9. In the view that we have taken above, it would be unnecessary for us to enter into the question as to whether the attachment had been properly made, but since the question has been discussed before us we would like to express ourselves briefly on the point. Under Section 46 (2) of the Indian Income-Tax Act the Income-Tax Officer may forward to the Collector a certificate under his signature specifying the amount of arrears due from the assessee, and the Collector, on receipt of such certificate, is required to proceed to recover from such assessee the amount specified therein as if it were an arrear of land revenue.
Such certificate seems to have been sent by the income-Tax Officer to the Collector at Fatehgarh. There is on the record a distress Warrant by an Assistant Collector for the attachment of the property of the assessee whose assets were held by the Civil Judge. Under Section 146 of the U. P. Land Revenue Act an arrear of revenue may be recovered by, among other methods, the attachment and sale of the moveable property of the person against whom land revenue is due.
Under Section 149 a Collector may attach and sell the moveable property of a defaulter. Under that provision of law attachment and sale ordered under the section shall have to be made according to the law in force for the time being for the attachment and sale of moveable property under the decree of a Civil Court. Under Section 227 of the Land Revenue Act an Assistant Collector, in charge of a sub-division of a district has power to attach and sell movable property of a defaulter under Section 149 of the Act.
It was in exercise of those powers that the Assistant Collector of the sub-division of Farrukhabad signed the distress warrant. The property to be attached consisted of assets held by the Civil judge. The proper procedure for the attachment of such assets should have been in terms of Order XXI, Rule 52 of the Code of Civil procedure. Under that provision the attachment of such assets were to be made by a notice to the Court or officer who holds the assets requesting that the assets may be held subject to the further orders of that court.
That procedure was not adopted. Instead, an ordinary warrant of attachment without specification of any property, sought to be attached, was signed by the Assistant Collector. That Writ of attachment did not even show as to whom it was addressed. Further, although the form of that attachment provides that the person to whom it is addressed was to make the attachment by a particular date and to report whether the order has been carried out or not by that date, the spaces as to it were all left blank in the writ of attachment.

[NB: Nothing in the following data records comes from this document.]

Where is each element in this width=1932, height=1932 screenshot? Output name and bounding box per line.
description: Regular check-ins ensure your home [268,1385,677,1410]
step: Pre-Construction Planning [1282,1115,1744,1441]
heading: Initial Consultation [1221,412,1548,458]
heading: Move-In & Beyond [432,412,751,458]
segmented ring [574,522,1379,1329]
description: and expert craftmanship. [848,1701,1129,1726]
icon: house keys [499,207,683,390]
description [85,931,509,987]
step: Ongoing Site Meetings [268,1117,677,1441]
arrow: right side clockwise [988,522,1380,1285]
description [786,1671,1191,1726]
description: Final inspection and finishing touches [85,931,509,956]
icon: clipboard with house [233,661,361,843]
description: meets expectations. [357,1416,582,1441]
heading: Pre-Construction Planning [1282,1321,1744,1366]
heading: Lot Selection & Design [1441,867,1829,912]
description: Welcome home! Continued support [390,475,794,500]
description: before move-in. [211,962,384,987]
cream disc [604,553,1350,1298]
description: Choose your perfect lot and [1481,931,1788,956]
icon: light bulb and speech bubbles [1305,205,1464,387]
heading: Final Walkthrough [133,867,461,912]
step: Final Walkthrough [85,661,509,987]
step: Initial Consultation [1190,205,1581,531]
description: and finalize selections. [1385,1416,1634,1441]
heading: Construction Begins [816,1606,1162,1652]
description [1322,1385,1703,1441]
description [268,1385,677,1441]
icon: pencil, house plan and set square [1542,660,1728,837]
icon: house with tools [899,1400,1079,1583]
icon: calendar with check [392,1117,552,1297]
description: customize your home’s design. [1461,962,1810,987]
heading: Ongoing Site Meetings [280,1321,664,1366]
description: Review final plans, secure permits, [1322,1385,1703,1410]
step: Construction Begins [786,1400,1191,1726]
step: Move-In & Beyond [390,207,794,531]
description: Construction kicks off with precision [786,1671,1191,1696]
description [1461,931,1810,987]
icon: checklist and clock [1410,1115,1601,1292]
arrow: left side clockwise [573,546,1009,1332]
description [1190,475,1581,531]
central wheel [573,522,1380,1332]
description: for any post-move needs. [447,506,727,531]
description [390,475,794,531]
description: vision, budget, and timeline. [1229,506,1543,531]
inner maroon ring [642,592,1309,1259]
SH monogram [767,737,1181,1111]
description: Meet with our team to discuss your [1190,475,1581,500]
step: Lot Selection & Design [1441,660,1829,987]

In addition the warrant did not contain the seal of the court or the signature of the officer by whom it was issued. It is the Assistant Collector, in charge of a Sub-division only and no other officer below that rank who could make the attachment under, Section 149 read with Section 227 of the U. P. Land Revenue Act. Instead the Tahsildar of Farrukhabad sent the distress warrant for attachment of the sum which lay in Court and informed the Civil Judge that after the receipt of the order his man would go to the court to collect it from the Civil Judge's Office.

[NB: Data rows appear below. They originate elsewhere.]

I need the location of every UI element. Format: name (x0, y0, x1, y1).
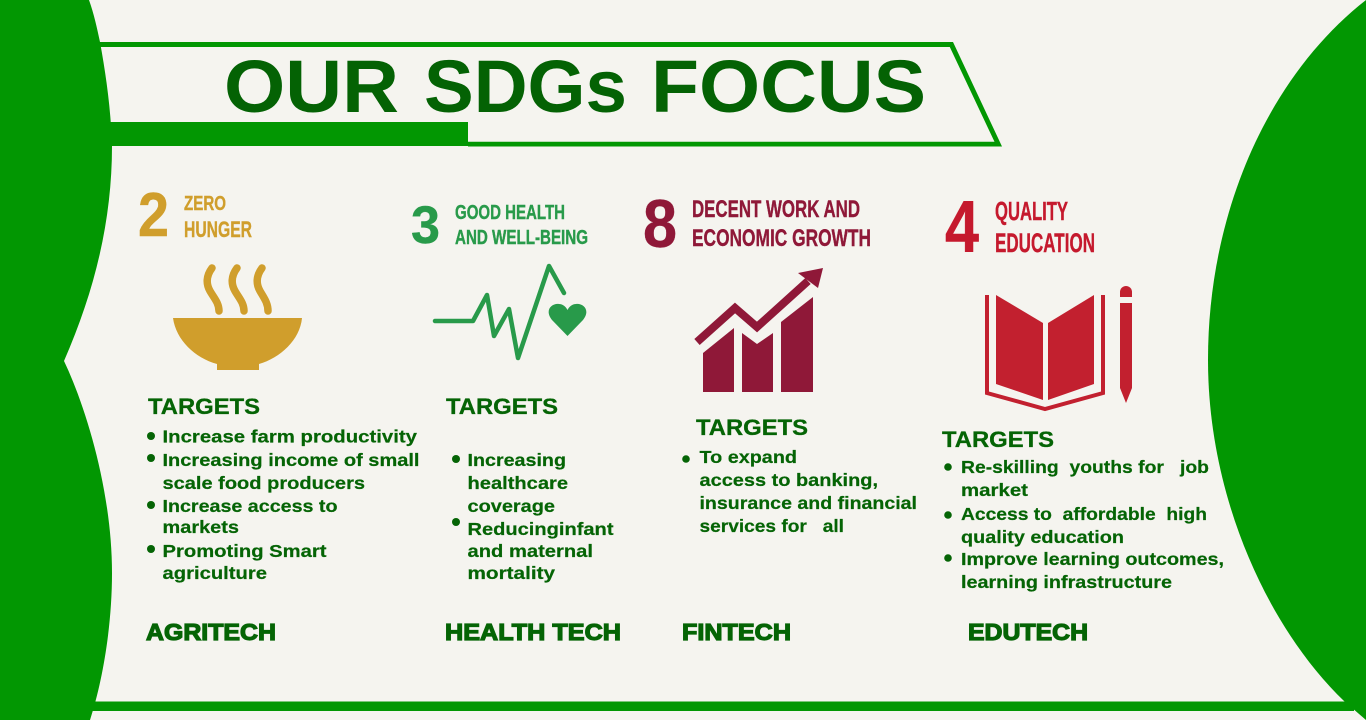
SDG 8 heading (643, 186, 871, 262)
target list: agriculture (162, 563, 267, 583)
title: FOCUS (651, 45, 926, 128)
target list: Improve learning outcomes, (961, 549, 1224, 569)
panel: edutech (942, 187, 1224, 645)
targets heading: TARGETS (148, 394, 260, 419)
sector label: EDUTECH (968, 619, 1088, 645)
target list: services for all (700, 516, 844, 536)
SDG 4 heading: EDUCATION (995, 228, 1095, 258)
target list: access to banking, (700, 470, 878, 490)
SDG 3 heading: AND WELL-BEING (455, 227, 588, 249)
right green curved shape (1208, 0, 1366, 720)
bottom green band (92, 702, 1354, 711)
target list: and maternal (468, 541, 593, 561)
target list (147, 426, 420, 583)
icon: growth chart with arrow (697, 268, 823, 392)
sector label: FINTECH (682, 619, 791, 645)
targets heading: TARGETS (446, 394, 558, 419)
target list: Increase farm productivity (162, 426, 417, 446)
SDG 2 heading: 2 (138, 181, 169, 250)
SDG 3 heading (411, 196, 588, 255)
target list: healthcare (468, 473, 568, 493)
SDG 4 heading: QUALITY (995, 196, 1068, 226)
title banner (100, 42, 1002, 146)
target list (682, 447, 917, 536)
SDG 4 heading (945, 187, 1095, 268)
target list (944, 457, 1224, 592)
target list: To expand (700, 447, 797, 467)
icon: soup bowl (173, 268, 302, 370)
target list: Re-skilling youths for job (961, 457, 1209, 477)
sector label: AGRITECH (146, 619, 276, 645)
target list: Increasing (468, 450, 566, 470)
SDG 2 heading: ZERO (184, 193, 226, 215)
panel: agritech (138, 181, 420, 645)
icon: open book and pencil (987, 286, 1132, 409)
targets heading: TARGETS (942, 427, 1054, 452)
left green curved shape (0, 0, 112, 720)
target list: insurance and financial (700, 493, 917, 513)
SDG 2 heading: HUNGER (184, 217, 252, 242)
SDG 8 heading: 8 (643, 186, 677, 262)
SDG 4 heading: 4 (945, 187, 979, 268)
SDG 3 heading: 3 (411, 196, 440, 255)
target list: scale food producers (162, 473, 365, 493)
target list: coverage (468, 496, 555, 516)
title: SDGs (424, 45, 627, 128)
panel: health tech (411, 196, 621, 645)
target list: mortality (468, 563, 555, 583)
target list: Access to affordable high (961, 504, 1207, 524)
SDG 2 heading (138, 181, 252, 250)
title (224, 45, 926, 128)
icon: heartbeat and heart (435, 266, 586, 358)
panel: fintech (643, 186, 917, 645)
SDG 8 heading: ECONOMIC GROWTH (692, 225, 871, 252)
target list: Increase access to (162, 496, 338, 516)
target list: Increasing income of small (162, 450, 420, 470)
sector label: HEALTH TECH (445, 619, 621, 645)
target list (452, 450, 614, 583)
target list: markets (162, 517, 239, 537)
target list: quality education (961, 527, 1124, 547)
target list: Promoting Smart (162, 541, 327, 561)
target list: Reducinginfant (468, 519, 614, 539)
target list: learning infrastructure (961, 572, 1172, 592)
SDG 3 heading: GOOD HEALTH (455, 202, 565, 224)
target list: market (961, 480, 1028, 500)
SDG 8 heading: DECENT WORK AND (692, 196, 860, 223)
title: OUR (224, 45, 399, 128)
targets heading: TARGETS (696, 415, 808, 440)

The learned Civil Judge refused to treat it as a request under Order XXI, Rule 52 of the Code of Civil Procedure, made by a proper officer. There can be no doubt whatsoever that the Assistant Collector moved in an irregular manner and the proceedings in attachment had not been taken in accordance with law.
10. In every view of the matter, we are of opinion that the order of the court below cannot be upheld.
11. We accordingly allow this application set aside the order dated the 20th of May, 1952, passed by the learned District Judge and restore that of the court of the Civil Judge.
12. The applicant shall have his costs from the opposite side.